La version avec remarques entre crochets est certes moins lisible, elle est sensée illustrer la haute complexité des troubles en mon esprit et je la trouve juste drôle.
@ lapinos: oui, pour ce qui est d’imposer des choses, je suis végétarienne et quand je mange à la cantine, je laisse la viande, je me rattrape sur le fromage et j’emmerde personne en demandant un menu à part ou je n’y mange pas et je prends mon casse-croûte.
@ lapinos & denis : Vous mangez du cheval, vous êtes donc d’affreux personnages.
@ denis : vous savez, pour plus de précisions, de chipotage et d’info pure, annecy n’est peut-être pas exactement une bourgade campagnarde ni une cité difficile de grande banlieue, mais on y voit parfois des quads… Mais c’est sûr, la campagne n’y est jamais loin.
@ Nikita zix: dommage, je ne connais pas fatidic second mais à première vue, j’aime bien voir ce sidonie associé à ce drakkar.
Mara Goyet ne me disait rien non plus… on apprendra que j’ai des lacunes culturelles de la taille d’une meule d’emmental rongée aux souris.
@ Polycrate: ha ha ha!! :)
@ Millie: merci, j’ai assisté à votre débarquement ici et je m’en réjouis. Surtout, restez.
@ Kalle: merci et, voyons, entre filles on s’ennuyerait vite (je parie que Millie est comme moi: nous adorons être entourées de mecs virils).
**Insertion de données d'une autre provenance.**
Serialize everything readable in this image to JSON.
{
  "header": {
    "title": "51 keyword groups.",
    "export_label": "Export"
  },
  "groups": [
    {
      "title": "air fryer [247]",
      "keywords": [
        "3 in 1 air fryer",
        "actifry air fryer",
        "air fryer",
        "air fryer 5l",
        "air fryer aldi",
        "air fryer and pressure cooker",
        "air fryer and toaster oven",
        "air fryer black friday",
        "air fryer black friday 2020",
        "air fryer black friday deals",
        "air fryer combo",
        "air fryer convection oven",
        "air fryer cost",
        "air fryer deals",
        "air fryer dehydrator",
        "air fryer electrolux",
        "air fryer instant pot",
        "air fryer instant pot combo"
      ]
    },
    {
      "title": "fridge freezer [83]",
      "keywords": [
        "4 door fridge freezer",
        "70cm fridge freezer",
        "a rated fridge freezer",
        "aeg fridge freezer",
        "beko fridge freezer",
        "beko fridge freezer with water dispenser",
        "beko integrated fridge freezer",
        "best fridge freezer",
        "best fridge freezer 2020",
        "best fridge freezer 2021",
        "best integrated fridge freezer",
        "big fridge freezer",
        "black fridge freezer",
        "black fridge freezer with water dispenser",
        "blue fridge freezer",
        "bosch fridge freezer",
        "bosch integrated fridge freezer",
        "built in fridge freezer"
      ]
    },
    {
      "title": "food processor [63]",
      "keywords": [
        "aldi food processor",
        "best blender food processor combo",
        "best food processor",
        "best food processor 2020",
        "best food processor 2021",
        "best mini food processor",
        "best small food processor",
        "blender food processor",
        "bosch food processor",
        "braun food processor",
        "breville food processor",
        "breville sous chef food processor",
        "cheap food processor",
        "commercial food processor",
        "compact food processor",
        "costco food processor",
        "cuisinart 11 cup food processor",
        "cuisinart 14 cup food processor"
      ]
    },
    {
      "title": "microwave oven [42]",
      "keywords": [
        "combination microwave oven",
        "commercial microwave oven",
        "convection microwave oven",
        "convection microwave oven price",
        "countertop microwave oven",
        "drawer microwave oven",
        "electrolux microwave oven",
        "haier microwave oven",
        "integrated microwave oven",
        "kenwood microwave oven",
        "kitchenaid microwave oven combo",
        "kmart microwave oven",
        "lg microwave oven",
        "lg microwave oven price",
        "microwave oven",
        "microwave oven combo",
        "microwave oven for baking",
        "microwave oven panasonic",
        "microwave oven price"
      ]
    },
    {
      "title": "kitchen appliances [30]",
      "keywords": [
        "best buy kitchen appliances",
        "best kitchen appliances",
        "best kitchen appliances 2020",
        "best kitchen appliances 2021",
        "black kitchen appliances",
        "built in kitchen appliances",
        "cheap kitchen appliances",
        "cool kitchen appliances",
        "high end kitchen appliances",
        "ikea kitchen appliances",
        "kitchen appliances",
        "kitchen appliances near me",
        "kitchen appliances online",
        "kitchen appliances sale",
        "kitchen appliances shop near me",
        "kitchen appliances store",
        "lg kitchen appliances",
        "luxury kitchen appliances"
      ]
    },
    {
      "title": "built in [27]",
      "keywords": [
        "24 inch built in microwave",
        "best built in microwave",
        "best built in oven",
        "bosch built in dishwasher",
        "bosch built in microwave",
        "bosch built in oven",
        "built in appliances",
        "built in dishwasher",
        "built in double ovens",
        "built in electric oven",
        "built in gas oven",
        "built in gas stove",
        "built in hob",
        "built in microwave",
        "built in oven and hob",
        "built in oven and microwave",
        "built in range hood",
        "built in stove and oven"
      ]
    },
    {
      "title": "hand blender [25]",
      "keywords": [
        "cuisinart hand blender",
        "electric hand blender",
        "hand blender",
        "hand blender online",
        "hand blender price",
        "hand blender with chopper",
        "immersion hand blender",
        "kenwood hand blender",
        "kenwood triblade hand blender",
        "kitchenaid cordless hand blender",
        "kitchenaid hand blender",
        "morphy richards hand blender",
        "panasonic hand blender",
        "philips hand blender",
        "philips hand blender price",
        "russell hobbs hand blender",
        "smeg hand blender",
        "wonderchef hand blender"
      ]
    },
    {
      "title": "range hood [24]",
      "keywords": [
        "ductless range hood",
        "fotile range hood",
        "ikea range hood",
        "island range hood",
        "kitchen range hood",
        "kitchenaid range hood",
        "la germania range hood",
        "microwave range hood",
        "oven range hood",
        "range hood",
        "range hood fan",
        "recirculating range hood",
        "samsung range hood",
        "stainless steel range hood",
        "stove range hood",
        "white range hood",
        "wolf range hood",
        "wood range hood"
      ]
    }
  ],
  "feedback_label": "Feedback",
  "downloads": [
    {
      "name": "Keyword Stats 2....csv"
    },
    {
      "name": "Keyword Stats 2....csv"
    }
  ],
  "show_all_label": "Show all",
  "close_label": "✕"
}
@ XP: tout fout le camp, hein, tout le monde le dit, partout pareil, aucun refuge, nulle part, pour personne.
@ SK: merci, vos interventions musicales sont aussi très chouettes.
@ Pierre: oui, après des commentaires égarés sur la mauvaise file, on ne sait plus trop de quoi vous pouvez parler. On devine une critique?